When we compare the power draw of our seven GeForce GTX 670s, their differences are a few watts at most, except for under load. This variation is most likely traceable to the design of the DC-DC converters and use of non-reference cooling fans, rather than core components like the GPU and memory modules.
We haven't seen AMD bring down the power consumption of its Radeon cards during Blu-ray movie playback yet, and, during gaming, the Kepler-based cards are more efficient as well.
When we look at power measurements other than those our stress test generates, an interesting picture emerges.
The Radeon HD 7950's average power consumption isn’t bad at all, even if it achieves lower performance. If this card was overclocked to approach the GeForce GTX 670's performance, its efficiency would plummet. With that said, the GeForce GTX 670 and 680 only win efficiency victories when we stress all cards as hard as possible.

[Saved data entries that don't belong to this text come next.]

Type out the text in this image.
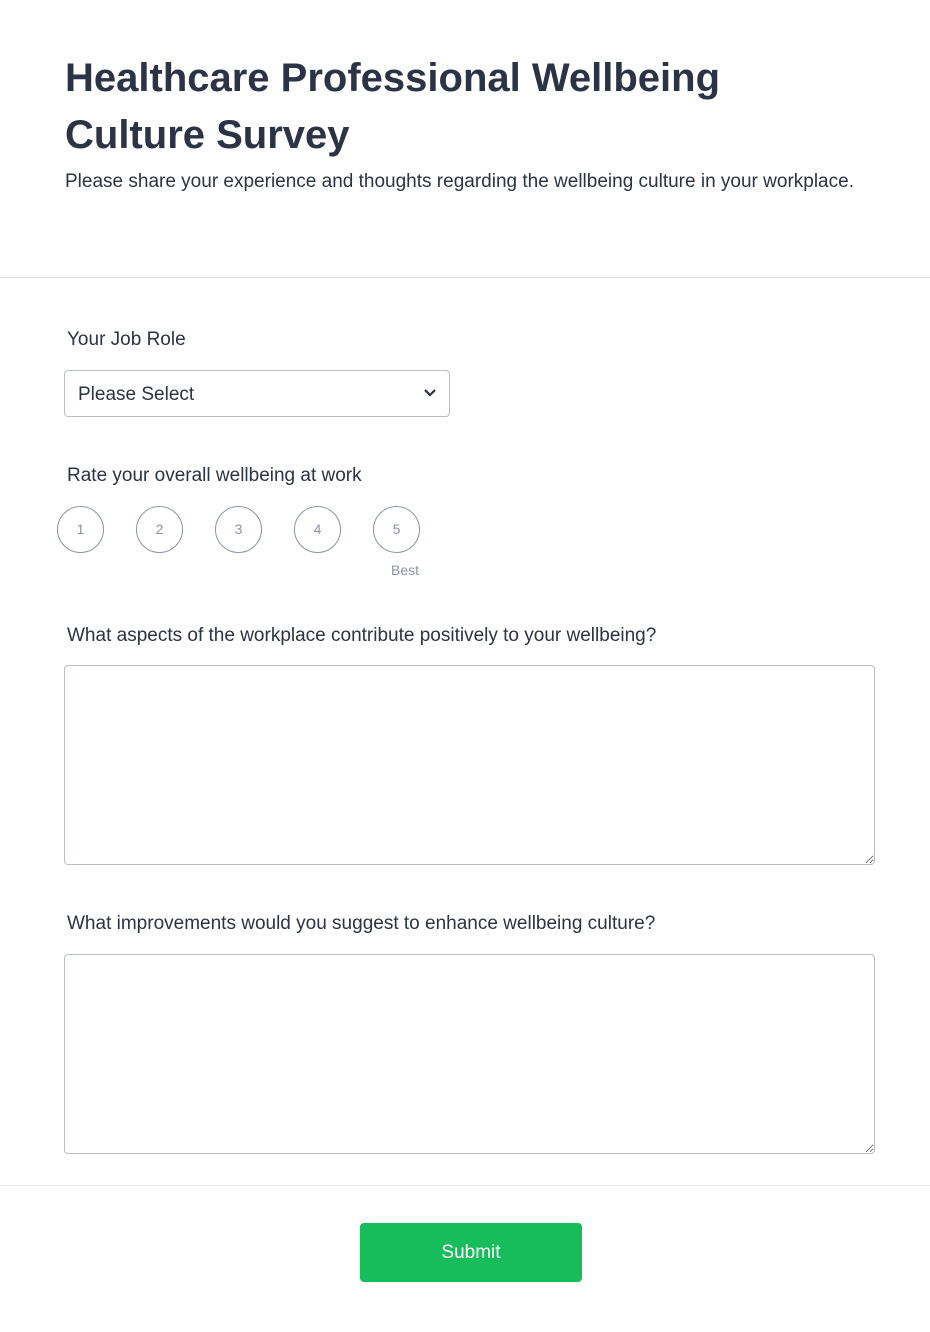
Healthcare Professional Wellbeing Culture Survey
Please share your experience and thoughts regarding the wellbeing culture in your workplace.
Your Job Role
Please Select
Rate your overall wellbeing at work
1	2	3	4	5
Best
What aspects of the workplace contribute positively to your wellbeing?
What improvements would you suggest to enhance wellbeing culture?
Submit
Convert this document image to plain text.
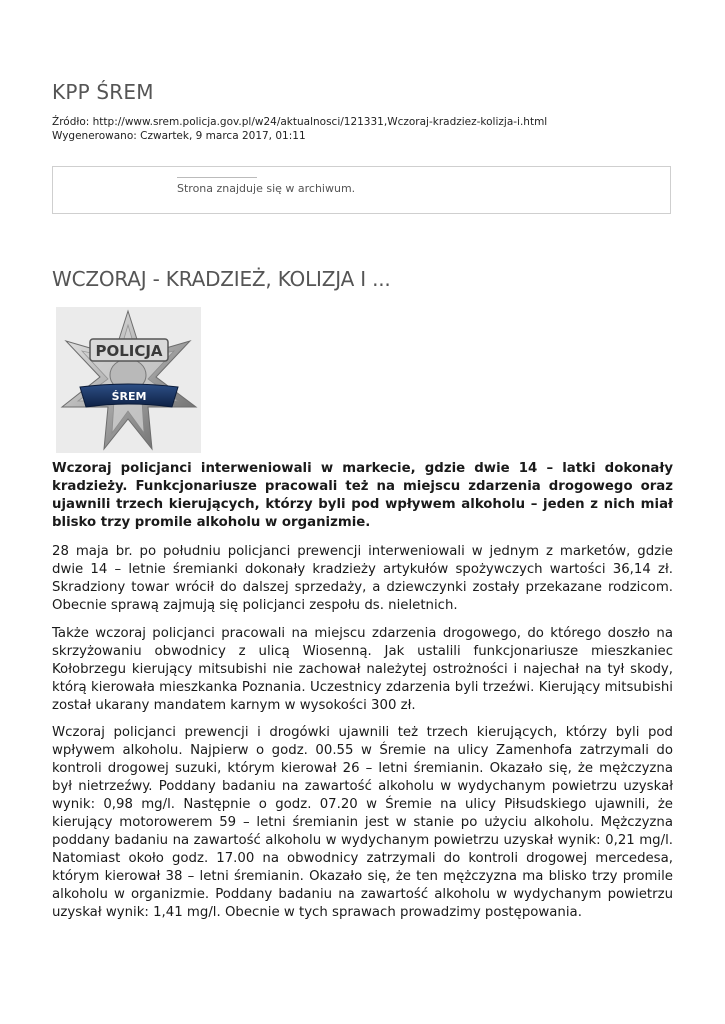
KPP ŚREM
Źródło: http://www.srem.policja.gov.pl/w24/aktualnosci/121331,Wczoraj-kradziez-kolizja-i.html
Wygenerowano: Czwartek, 9 marca 2017, 01:11
Strona znajduje się w archiwum.
WCZORAJ - KRADZIEŻ, KOLIZJA I ...
POLICJA
ŚREM
Wczoraj policjanci interweniowali w markecie, gdzie dwie 14 – latki dokonały kradzieży. Funkcjonariusze pracowali też na miejscu zdarzenia drogowego oraz ujawnili trzech kierujących, którzy byli pod wpływem alkoholu – jeden z nich miał blisko trzy promile alkoholu w organizmie.

28 maja br. po południu policjanci prewencji interweniowali w jednym z marketów, gdzie dwie 14 – letnie śremianki dokonały kradzieży artykułów spożywczych wartości 36,14 zł. Skradziony towar wrócił do dalszej sprzedaży, a dziewczynki zostały przekazane rodzicom. Obecnie sprawą zajmują się policjanci zespołu ds. nieletnich.

Także wczoraj policjanci pracowali na miejscu zdarzenia drogowego, do którego doszło na skrzyżowaniu obwodnicy z ulicą Wiosenną. Jak ustalili funkcjonariusze mieszkaniec Kołobrzegu kierujący mitsubishi nie zachował należytej ostrożności i najechał na tył skody, którą kierowała mieszkanka Poznania. Uczestnicy zdarzenia byli trzeźwi. Kierujący mitsubishi został ukarany mandatem karnym w wysokości 300 zł.

Wczoraj policjanci prewencji i drogówki ujawnili też trzech kierujących, którzy byli pod wpływem alkoholu. Najpierw o godz. 00.55 w Śremie na ulicy Zamenhofa zatrzymali do kontroli drogowej suzuki, którym kierował 26 – letni śremianin. Okazało się, że mężczyzna był nietrzeźwy. Poddany badaniu na zawartość alkoholu w wydychanym powietrzu uzyskał wynik: 0,98 mg/l. Następnie o godz. 07.20 w Śremie na ulicy Piłsudskiego ujawnili, że kierujący motorowerem 59 – letni śremianin jest w stanie po użyciu alkoholu. Mężczyzna poddany badaniu na zawartość alkoholu w wydychanym powietrzu uzyskał wynik: 0,21 mg/l. Natomiast około godz. 17.00 na obwodnicy zatrzymali do kontroli drogowej mercedesa, którym kierował 38 – letni śremianin. Okazało się, że ten mężczyzna ma blisko trzy promile alkoholu w organizmie. Poddany badaniu na zawartość alkoholu w wydychanym powietrzu uzyskał wynik: 1,41 mg/l. Obecnie w tych sprawach prowadzimy postępowania.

And by the way, a GeForce GTX 670 overclocked to its limit draws more power than a GeForce GTX 680 at its stock settings, despite almost equal gaming performance.

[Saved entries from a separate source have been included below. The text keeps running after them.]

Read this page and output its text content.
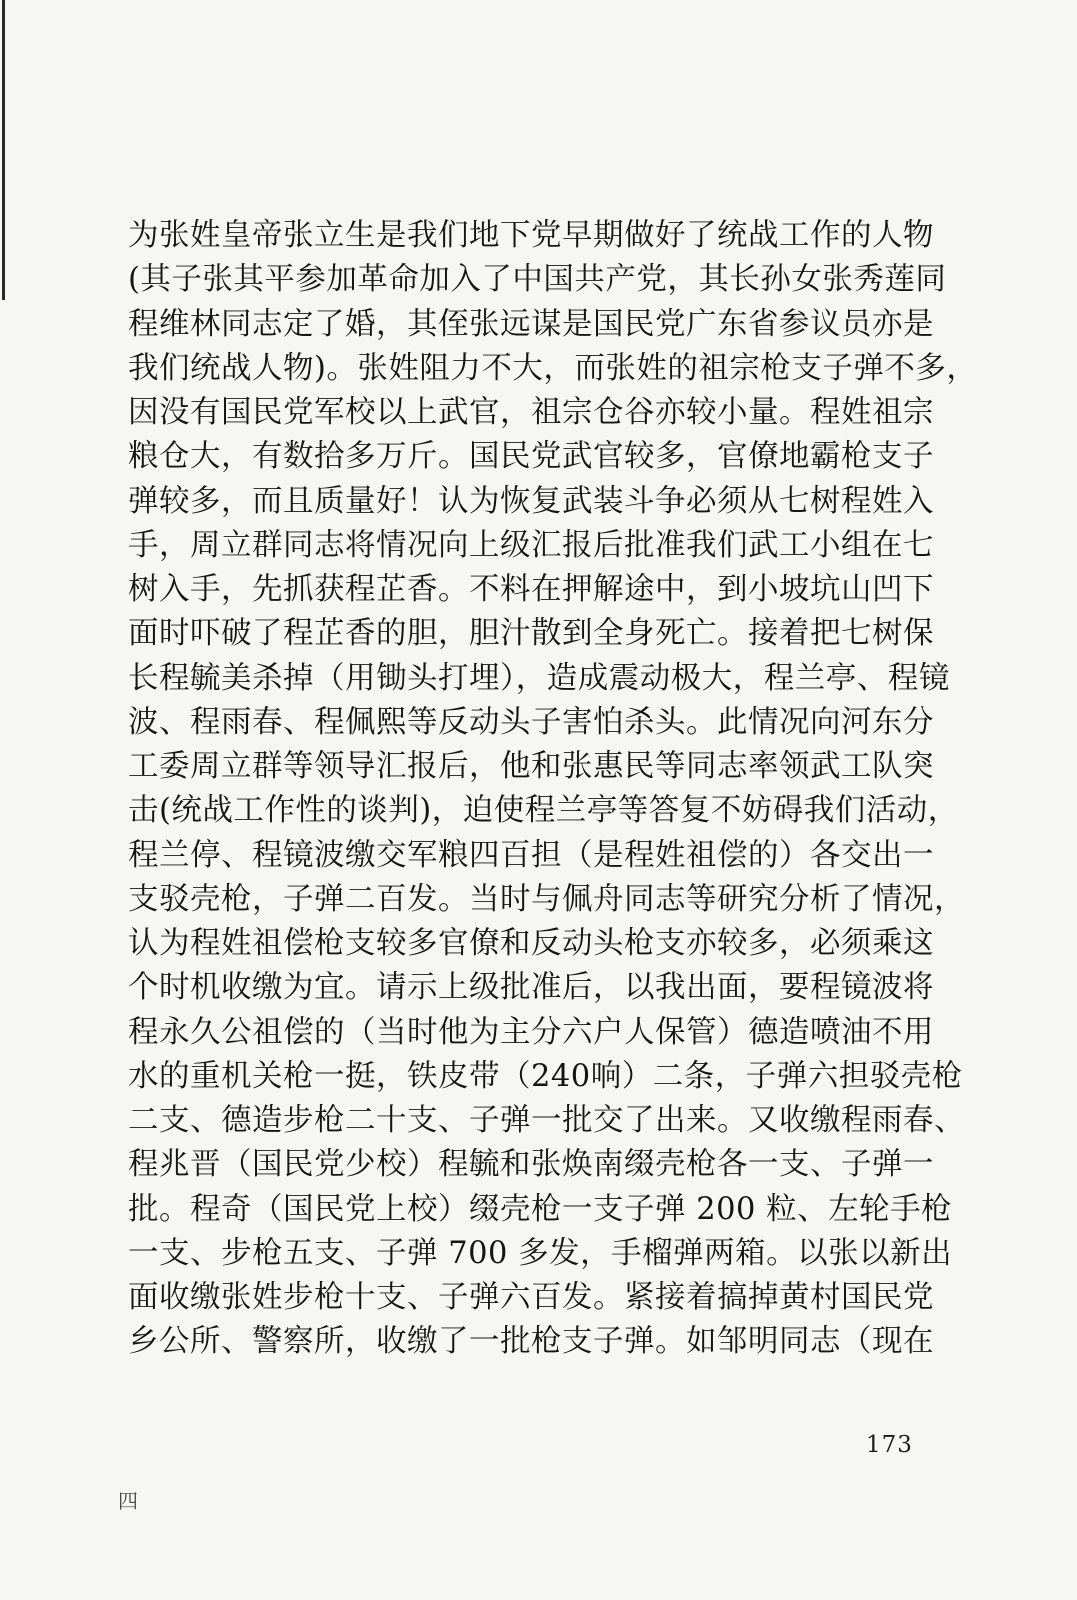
为张姓皇帝张立生是我们地下党早期做好了统战工作的人物
(其子张其平参加革命加入了中国共产党，其长孙女张秀莲同
程维林同志定了婚，其侄张远谋是国民党广东省参议员亦是
我们统战人物)。张姓阻力不大，而张姓的祖宗枪支子弹不多，
因没有国民党军校以上武官，祖宗仓谷亦较小量。程姓祖宗
粮仓大，有数拾多万斤。国民党武官较多，官僚地霸枪支子
弹较多，而且质量好！认为恢复武装斗争必须从七树程姓入
手，周立群同志将情况向上级汇报后批准我们武工小组在七
树入手，先抓获程芷香。不料在押解途中，到小坡坑山凹下
面时吓破了程芷香的胆，胆汁散到全身死亡。接着把七树保
长程毓美杀掉（用锄头打埋），造成震动极大，程兰亭、程镜
波、程雨春、程佩熙等反动头子害怕杀头。此情况向河东分
工委周立群等领导汇报后，他和张惠民等同志率领武工队突
击(统战工作性的谈判)，迫使程兰亭等答复不妨碍我们活动，
程兰停、程镜波缴交军粮四百担（是程姓祖偿的）各交出一
支驳壳枪，子弹二百发。当时与佩舟同志等研究分析了情况，
认为程姓祖偿枪支较多官僚和反动头枪支亦较多，必须乘这
个时机收缴为宜。请示上级批准后，以我出面，要程镜波将
程永久公祖偿的（当时他为主分六户人保管）德造喷油不用
水的重机关枪一挺，铁皮带（240响）二条，子弹六担驳壳枪
二支、德造步枪二十支、子弹一批交了出来。又收缴程雨春、
程兆晋（国民党少校）程毓和张焕南缀壳枪各一支、子弹一
批。程奇（国民党上校）缀壳枪一支子弹 200 粒、左轮手枪
一支、步枪五支、子弹 700 多发，手榴弹两箱。以张以新出
面收缴张姓步枪十支、子弹六百发。紧接着搞掉黄村国民党
乡公所、警察所，收缴了一批枪支子弹。如邹明同志（现在
173
四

Benchmarking a compute workload gives us a much different picture. Under full load, both Kepler-based cards draw much less power than AMD's Tahiti-based solutions. Keep in mind, though, that the GeForce GTX 600-series cards are severely handicapped in compute-oriented tasks compared AMD's boards based on its GCN architecture.
It also becomes quite clear that overclocking the GeForce GTX 670 cards results in disproportionately high power draw compared to the performance gained in our compute test. Zotac's Zotac ZT-60302-10P draws 57 W more than the reference card, approaching a GeForce GTX 680 without attaining the 680's performance.

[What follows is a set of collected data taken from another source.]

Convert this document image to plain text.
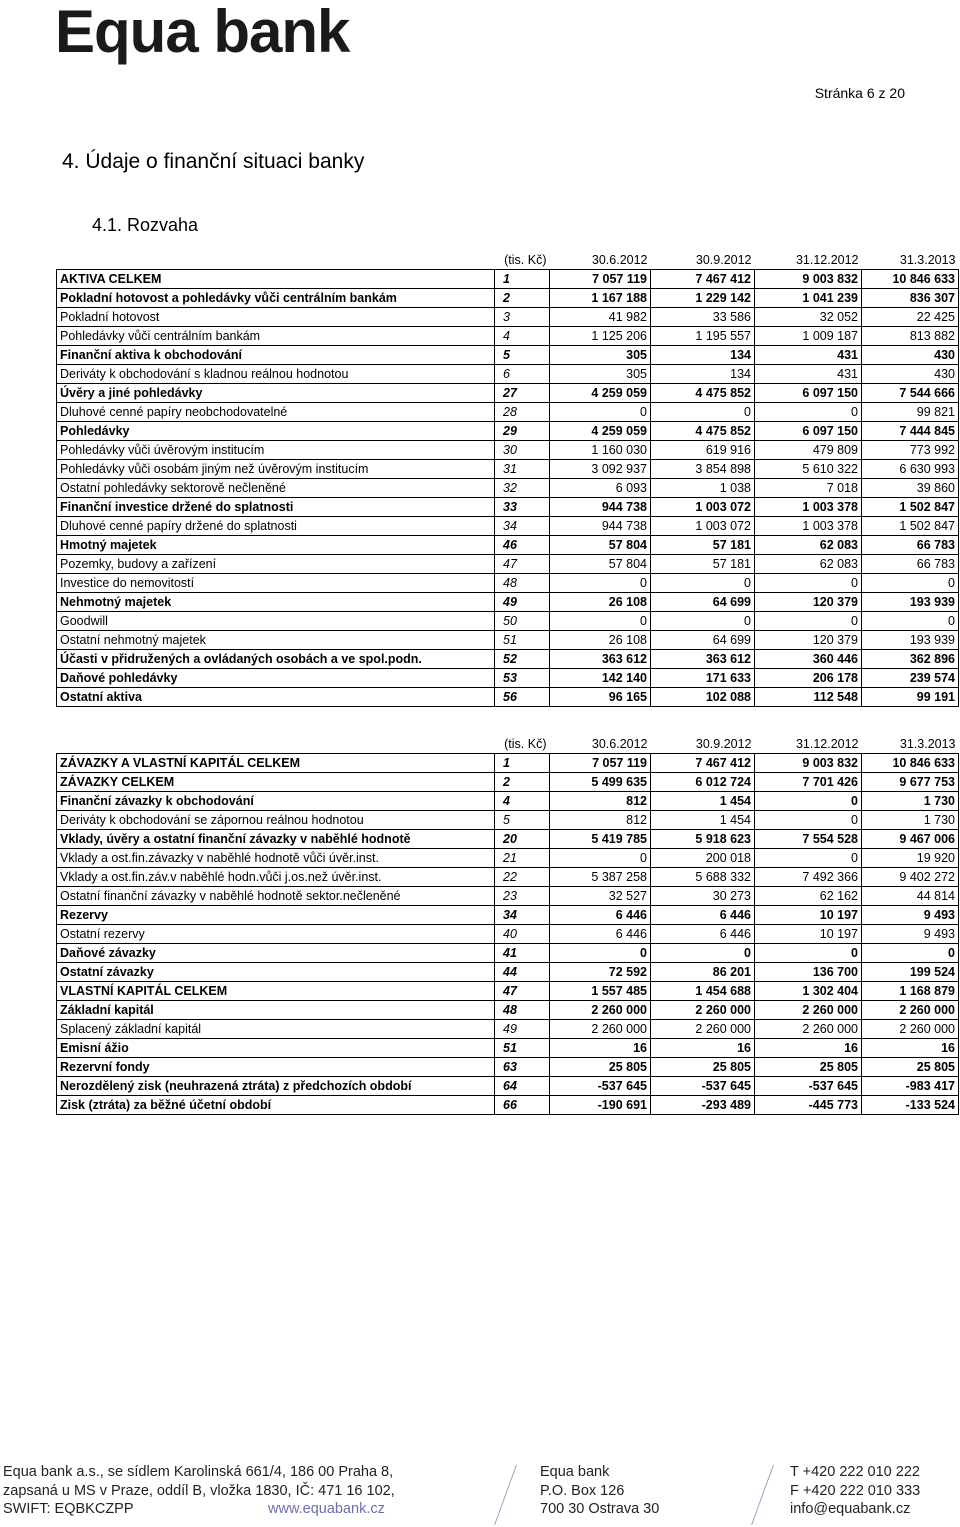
Equa bank
Stránka 6 z 20
4. Údaje o finanční situaci banky
4.1. Rozvaha
	(tis. Kč)	30.6.2012	30.9.2012	31.12.2012	31.3.2013
AKTIVA CELKEM	1	7 057 119	7 467 412	9 003 832	10 846 633
Pokladní hotovost a pohledávky vůči centrálním bankám	2	1 167 188	1 229 142	1 041 239	836 307
Pokladní hotovost	3	41 982	33 586	32 052	22 425
Pohledávky vůči centrálním bankám	4	1 125 206	1 195 557	1 009 187	813 882
Finanční aktiva k obchodování	5	305	134	431	430
Deriváty k obchodování s kladnou reálnou hodnotou	6	305	134	431	430
Úvěry a jiné pohledávky	27	4 259 059	4 475 852	6 097 150	7 544 666
Dluhové cenné papíry neobchodovatelné	28	0	0	0	99 821
Pohledávky	29	4 259 059	4 475 852	6 097 150	7 444 845
Pohledávky vůči úvěrovým institucím	30	1 160 030	619 916	479 809	773 992
Pohledávky vůči osobám jiným než úvěrovým institucím	31	3 092 937	3 854 898	5 610 322	6 630 993
Ostatní pohledávky sektorově nečleněné	32	6 093	1 038	7 018	39 860
Finanční investice držené do splatnosti	33	944 738	1 003 072	1 003 378	1 502 847
Dluhové cenné papíry držené do splatnosti	34	944 738	1 003 072	1 003 378	1 502 847
Hmotný majetek	46	57 804	57 181	62 083	66 783
Pozemky, budovy a zařízení	47	57 804	57 181	62 083	66 783
Investice do nemovitostí	48	0	0	0	0
Nehmotný majetek	49	26 108	64 699	120 379	193 939
Goodwill	50	0	0	0	0
Ostatní nehmotný majetek	51	26 108	64 699	120 379	193 939
Účasti v přidružených a ovládaných osobách a ve spol.podn.	52	363 612	363 612	360 446	362 896
Daňové pohledávky	53	142 140	171 633	206 178	239 574
Ostatní aktiva	56	96 165	102 088	112 548	99 191
	(tis. Kč)	30.6.2012	30.9.2012	31.12.2012	31.3.2013
ZÁVAZKY A VLASTNÍ KAPITÁL CELKEM	1	7 057 119	7 467 412	9 003 832	10 846 633
ZÁVAZKY CELKEM	2	5 499 635	6 012 724	7 701 426	9 677 753
Finanční závazky k obchodování	4	812	1 454	0	1 730
Deriváty k obchodování se zápornou reálnou hodnotou	5	812	1 454	0	1 730
Vklady, úvěry a ostatní finanční závazky v naběhlé hodnotě	20	5 419 785	5 918 623	7 554 528	9 467 006
Vklady a ost.fin.závazky v naběhlé hodnotě vůči úvěr.inst.	21	0	200 018	0	19 920
Vklady a ost.fin.záv.v naběhlé hodn.vůči j.os.než úvěr.inst.	22	5 387 258	5 688 332	7 492 366	9 402 272
Ostatní finanční závazky v naběhlé hodnotě sektor.nečleněné	23	32 527	30 273	62 162	44 814
Rezervy	34	6 446	6 446	10 197	9 493
Ostatní rezervy	40	6 446	6 446	10 197	9 493
Daňové závazky	41	0	0	0	0
Ostatní závazky	44	72 592	86 201	136 700	199 524
VLASTNÍ KAPITÁL CELKEM	47	1 557 485	1 454 688	1 302 404	1 168 879
Základní kapitál	48	2 260 000	2 260 000	2 260 000	2 260 000
Splacený základní kapitál	49	2 260 000	2 260 000	2 260 000	2 260 000
Emisní ážio	51	16	16	16	16
Rezervní fondy	63	25 805	25 805	25 805	25 805
Nerozdělený zisk (neuhrazená ztráta) z předchozích období	64	-537 645	-537 645	-537 645	-983 417
Zisk (ztráta) za běžné účetní období	66	-190 691	-293 489	-445 773	-133 524
Equa bank a.s., se sídlem Karolinská 661/4, 186 00 Praha 8,
zapsaná u MS v Praze, oddíl B, vložka 1830, IČ: 471 16 102,
SWIFT: EQBKCZPP	www.equabank.cz
Equa bank
P.O. Box 126
700 30 Ostrava 30
T +420 222 010 222
F +420 222 010 333
info@equabank.cz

This also makes us wonder why Zotac uses two six-pin power connectors. In our torture test, the card draws 215 W. Any overclocking beyond that would quickly exceed the connectors’ spec for maximum electrical current.
The most interesting card for compute applications seems to be AMD's Radeon HD 7870, which is even more efficient than the Radeon HD 7950. But our observations about overclocking the GeForce GTX 670 apply here, too: don't go overboard, lest efficiency suffer. With that in mind, the Radeon HD 7950 could be a more efficient choice than the Radeon HD 7970 or any Kepler-based card.
What's The Verdict?
- If bleeding-edge gaming is your passion, the GeForce GTX 670 has an edge. Once Catalyst 12.7 goes live, we think the Radeon HD 7970 becomes a more attractive choice, too.
- If compute-oriented applications are of increasing importance to you, then AMD's Radeon-based cards are your first and only choice at this point. This has taken a back seat for Nvidia on the desktop, and as it tries to protect its Quadro and Tesla portfolios, AMD enjoys a significant advantage.
Nvidia's cards are not as far ahead in efficiency as the stress test might indicate. Apart from Blu-ray playback, which AMD really bungles, the current GCN-based GPUs are better than some forum posts and other reviews allege, even though they do fall short of Kepler.